Collaboration across the Life Sciences sector

Collaboration across the Life Sciences sector
Published: 17 April 2020

We are currently living in an extraordinary period of time. The world has not faced a situation like this for decades and, in my opinion, the Life Sciences sector is responding brilliantly. Collaboration has always been a key aspect of the pharmaceutical industry, allowing innovation, investment and greater use of unused IP. Yet now, more than ever, we are seeing alliances and collaborations popping up at an unthinkable rate, with more and more drugmakers around the globe teaming up to fight the coronavirus pandemic. 

Competitors are forming alliances that would have seemed implausible six months ago. Leaders from GlaxoSmithKline (GSK) and Sanofi, two of the big four players in the vaccine industry, have signed a collaboration agreement aiming to develop an effective COVID-19 adjuvant vaccine. Sanofi will provide its COVID-19 antigen and GSK will supply its adjuvant technology; together, this could see a vaccine enter the market remarkably swiftly with the capability to be manufactured on a large scale.

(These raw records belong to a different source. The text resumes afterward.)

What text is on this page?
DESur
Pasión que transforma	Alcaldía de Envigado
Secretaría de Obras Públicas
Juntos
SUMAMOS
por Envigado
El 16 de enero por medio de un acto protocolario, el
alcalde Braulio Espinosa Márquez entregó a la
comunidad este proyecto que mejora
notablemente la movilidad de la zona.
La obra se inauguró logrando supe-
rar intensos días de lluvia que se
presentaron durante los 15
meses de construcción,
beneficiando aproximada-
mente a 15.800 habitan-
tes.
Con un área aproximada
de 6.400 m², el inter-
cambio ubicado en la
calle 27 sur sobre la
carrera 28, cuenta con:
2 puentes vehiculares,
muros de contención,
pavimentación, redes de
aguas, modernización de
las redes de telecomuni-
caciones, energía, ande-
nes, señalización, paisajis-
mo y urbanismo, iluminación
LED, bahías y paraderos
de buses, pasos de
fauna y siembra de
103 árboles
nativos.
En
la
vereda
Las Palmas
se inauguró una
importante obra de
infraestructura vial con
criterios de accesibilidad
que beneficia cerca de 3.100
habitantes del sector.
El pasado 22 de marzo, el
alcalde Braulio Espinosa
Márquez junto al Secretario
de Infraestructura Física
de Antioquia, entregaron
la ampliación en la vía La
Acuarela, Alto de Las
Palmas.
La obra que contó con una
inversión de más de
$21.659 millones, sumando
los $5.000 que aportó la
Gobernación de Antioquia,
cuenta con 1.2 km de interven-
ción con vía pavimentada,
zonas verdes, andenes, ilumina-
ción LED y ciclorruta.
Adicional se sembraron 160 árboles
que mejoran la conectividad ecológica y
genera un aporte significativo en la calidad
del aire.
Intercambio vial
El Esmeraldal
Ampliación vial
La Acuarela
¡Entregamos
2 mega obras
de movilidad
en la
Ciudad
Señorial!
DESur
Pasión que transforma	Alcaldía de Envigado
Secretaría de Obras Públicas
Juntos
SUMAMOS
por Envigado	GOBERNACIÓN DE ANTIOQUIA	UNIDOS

This joint venture has increased the number of COVID-19 collaborations that GSK have formed with other groups, including universities and smaller companies, to seven. Further to this, Emma Walmsley, GSK’s CEO, stated that the company does not intend to profit from any of these initiatives during the pandemic. Instead, it will reinvest any money it makes into research and pandemic preparedness. In addition, they plan to donate adjuvant to the world’s poorest countries. 

Another key competitor collaboration comes from Apple and Google, who are partnering to allow users to share data in an effort to trace the spread of coronavirus. Alongside public health authorities, the companies will create contact tracing technology, which will include downloadable apps and Bluetooth technology, to actively inform individuals if they have been in contact with a person with COVID-19. 

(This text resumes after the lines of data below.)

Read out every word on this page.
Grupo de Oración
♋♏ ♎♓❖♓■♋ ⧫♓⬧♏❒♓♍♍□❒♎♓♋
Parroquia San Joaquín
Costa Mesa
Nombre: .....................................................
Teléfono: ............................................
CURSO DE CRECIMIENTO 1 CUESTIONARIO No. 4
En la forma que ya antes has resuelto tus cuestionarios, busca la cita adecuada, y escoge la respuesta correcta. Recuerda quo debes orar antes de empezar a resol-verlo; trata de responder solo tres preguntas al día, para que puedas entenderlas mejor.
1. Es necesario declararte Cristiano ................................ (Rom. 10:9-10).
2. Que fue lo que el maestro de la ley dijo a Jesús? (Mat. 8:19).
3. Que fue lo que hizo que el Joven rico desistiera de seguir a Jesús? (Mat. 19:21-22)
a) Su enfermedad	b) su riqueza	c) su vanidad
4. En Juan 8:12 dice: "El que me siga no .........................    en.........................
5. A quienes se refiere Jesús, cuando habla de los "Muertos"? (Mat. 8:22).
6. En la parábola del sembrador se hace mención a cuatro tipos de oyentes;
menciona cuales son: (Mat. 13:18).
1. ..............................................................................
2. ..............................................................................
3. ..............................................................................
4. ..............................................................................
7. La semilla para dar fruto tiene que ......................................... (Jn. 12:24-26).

In addition to these joint ventures, other companies are looking to ‘strength in numbers’ to develop effective treatments. Six companies are working together to try and co-develop a plasma-derived antibody treatment that they hope will prove effective against COVID-19. Rather than compete against each other, CSL Behring, Takeda Pharmaceutical, Biotest, Bio Products Laboratory, LFB, and Octapharma plan to develop the product unbranded. 

Closer to home, it has recently been announced that one of the government's coronavirus testing facilities will be based here, in the North West at Alderley Park. The Medicines Discovery Catapult has been working closely with experts from the regional pharmaceutical, academic and clinical communities to create these facilities at an unprecedented pace. The testing equipment used in the laboratories has been loaned to the facilities by universities, research institutes and commercial companies across Britain. The samples, delivered from across the nation for analysis, will be processed by skilled volunteers from across the scientific community around the clock. 

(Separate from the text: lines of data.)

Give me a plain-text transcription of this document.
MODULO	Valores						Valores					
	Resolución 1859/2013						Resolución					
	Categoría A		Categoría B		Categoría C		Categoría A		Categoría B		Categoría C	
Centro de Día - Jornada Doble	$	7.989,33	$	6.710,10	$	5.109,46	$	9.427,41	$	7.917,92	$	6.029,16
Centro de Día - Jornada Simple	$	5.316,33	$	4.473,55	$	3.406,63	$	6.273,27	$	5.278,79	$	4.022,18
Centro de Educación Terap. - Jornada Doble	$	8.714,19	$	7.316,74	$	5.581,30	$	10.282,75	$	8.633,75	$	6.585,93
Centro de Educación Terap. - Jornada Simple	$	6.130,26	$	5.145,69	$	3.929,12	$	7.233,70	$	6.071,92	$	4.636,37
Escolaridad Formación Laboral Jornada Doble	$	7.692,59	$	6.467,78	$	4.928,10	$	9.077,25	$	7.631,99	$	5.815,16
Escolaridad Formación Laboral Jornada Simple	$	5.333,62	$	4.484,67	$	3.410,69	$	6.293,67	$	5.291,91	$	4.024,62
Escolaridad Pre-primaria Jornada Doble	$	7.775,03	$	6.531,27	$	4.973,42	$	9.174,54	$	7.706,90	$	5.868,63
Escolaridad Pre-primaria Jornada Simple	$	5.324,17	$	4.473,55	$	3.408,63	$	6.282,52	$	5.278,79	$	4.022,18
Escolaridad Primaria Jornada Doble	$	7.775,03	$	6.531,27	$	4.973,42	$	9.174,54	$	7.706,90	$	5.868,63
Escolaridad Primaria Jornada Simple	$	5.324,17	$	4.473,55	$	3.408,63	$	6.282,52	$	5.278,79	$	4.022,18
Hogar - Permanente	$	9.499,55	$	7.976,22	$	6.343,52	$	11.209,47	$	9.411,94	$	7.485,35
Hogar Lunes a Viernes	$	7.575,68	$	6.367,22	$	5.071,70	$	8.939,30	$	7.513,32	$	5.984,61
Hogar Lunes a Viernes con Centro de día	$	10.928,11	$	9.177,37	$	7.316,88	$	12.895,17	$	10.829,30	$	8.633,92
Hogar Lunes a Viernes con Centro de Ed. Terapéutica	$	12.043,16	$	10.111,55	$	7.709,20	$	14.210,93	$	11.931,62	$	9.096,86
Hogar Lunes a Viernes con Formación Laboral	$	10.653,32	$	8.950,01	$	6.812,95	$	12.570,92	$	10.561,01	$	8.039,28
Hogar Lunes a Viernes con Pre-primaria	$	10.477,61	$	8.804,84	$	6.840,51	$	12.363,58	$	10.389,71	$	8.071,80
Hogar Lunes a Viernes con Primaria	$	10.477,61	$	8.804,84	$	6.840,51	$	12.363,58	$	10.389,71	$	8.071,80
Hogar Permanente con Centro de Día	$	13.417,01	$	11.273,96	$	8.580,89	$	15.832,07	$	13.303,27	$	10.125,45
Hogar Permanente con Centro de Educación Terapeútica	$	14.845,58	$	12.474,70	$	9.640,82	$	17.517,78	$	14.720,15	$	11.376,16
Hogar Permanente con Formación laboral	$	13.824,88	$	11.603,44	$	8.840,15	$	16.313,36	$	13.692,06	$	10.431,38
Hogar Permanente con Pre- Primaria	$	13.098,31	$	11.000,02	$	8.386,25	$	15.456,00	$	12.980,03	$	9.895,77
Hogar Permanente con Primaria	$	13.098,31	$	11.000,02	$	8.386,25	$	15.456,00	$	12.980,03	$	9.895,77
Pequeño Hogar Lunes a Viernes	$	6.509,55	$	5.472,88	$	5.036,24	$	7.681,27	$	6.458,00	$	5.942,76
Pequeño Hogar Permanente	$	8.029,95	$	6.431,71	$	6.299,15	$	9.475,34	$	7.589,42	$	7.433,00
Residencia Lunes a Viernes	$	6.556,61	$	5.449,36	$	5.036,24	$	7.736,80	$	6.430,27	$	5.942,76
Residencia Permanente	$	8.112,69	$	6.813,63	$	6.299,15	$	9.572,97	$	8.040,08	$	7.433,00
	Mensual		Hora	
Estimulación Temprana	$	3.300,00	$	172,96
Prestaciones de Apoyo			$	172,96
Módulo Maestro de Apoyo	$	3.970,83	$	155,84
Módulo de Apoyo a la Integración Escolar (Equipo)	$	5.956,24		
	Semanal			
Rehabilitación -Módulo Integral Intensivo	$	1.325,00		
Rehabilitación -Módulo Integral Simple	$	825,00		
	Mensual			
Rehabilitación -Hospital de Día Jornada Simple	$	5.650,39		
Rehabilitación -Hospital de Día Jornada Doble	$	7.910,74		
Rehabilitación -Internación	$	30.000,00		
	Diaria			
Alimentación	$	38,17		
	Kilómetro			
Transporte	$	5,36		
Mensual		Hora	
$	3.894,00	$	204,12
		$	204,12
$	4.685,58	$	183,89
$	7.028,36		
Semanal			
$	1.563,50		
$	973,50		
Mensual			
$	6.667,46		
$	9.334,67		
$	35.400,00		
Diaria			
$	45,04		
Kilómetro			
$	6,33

These are just a few examples of individuals and companies utilising their time, effort and finances to unite to try and mitigate the negative effect that this pandemic is having on both our global economy and, more importantly, our lives. It should, however, come as no real surprise that the industry can adapt so quickly to the changes occurring and create such effective collaborations so quickly. In a research project performed by our colleagues in Odgers Berndtson using Wave assessment, they analysed the highly-regarded traits of the senior leadership teams across different industry sectors, with Life Sciences standing out as being much more collaborative than virtually any other industry.

However, in Odgers Berndtson’s recent Leadership Confidence Index 2020, a staggering 85% of senior executives surveyed from across sectors and geographies lack confidence in their own leadership team’s ability to successfully navigate through disruptive times. Interestingly, confidence across executives surveyed from the Life Sciences sector was one of the lowest. Leaders require the potential for learning and self-growth; they must combine their drive with resilience but also adaptability in order to thrive in times of disruption. It will be interesting to see whether organisations will have increased confidence in their leadership team once this pandemic is contained, or whether the need for new leadership that thrives despite uncertainty will be high on the agenda.